The most commonly used treatments
The most commonly used:
Massages – properly selected manual therapy helps to relax muscles and relieve pain.
Kinesitherapy – treatment with movement is aimed at improving the mobility of the limbs (arms, legs), has a positive effect on the mental state of the patient. Therapy requires regularity and motivation. This type of therapy can take a long time.
- Iontophoresis – a completely painless procedure that uses low-intensity electrical stimuli to relieve pain and stimulate nerves.
- Hydrotherapy – the specialist uses water for healthy baths, massages and showers.

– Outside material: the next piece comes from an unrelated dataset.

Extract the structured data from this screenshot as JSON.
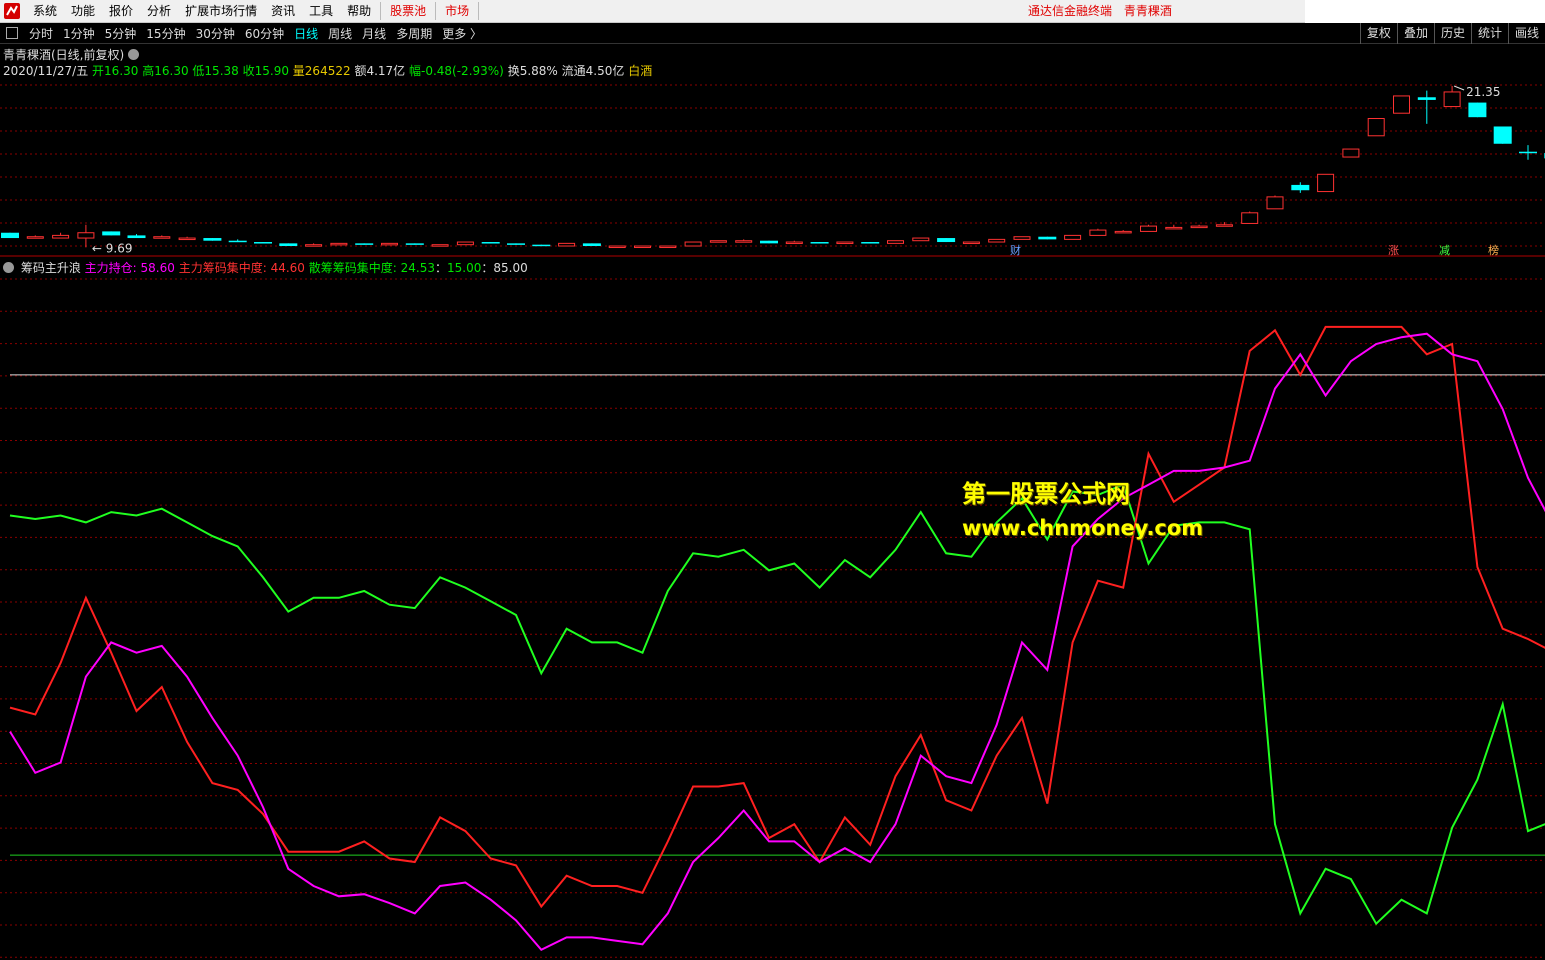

- Magnetic field – the properties of physics are used to relieve pain, e.g. in injuries related to fractures or in rheumatism.
- Cryotherapy – treatment with the use of cold is helpful for various types of injuries.
The physiotherapist may refer the patient to additional tests to check the underlying cause of the problem. Thanks to this, the therapist will be able to effectively help the patient return to full physical fitness.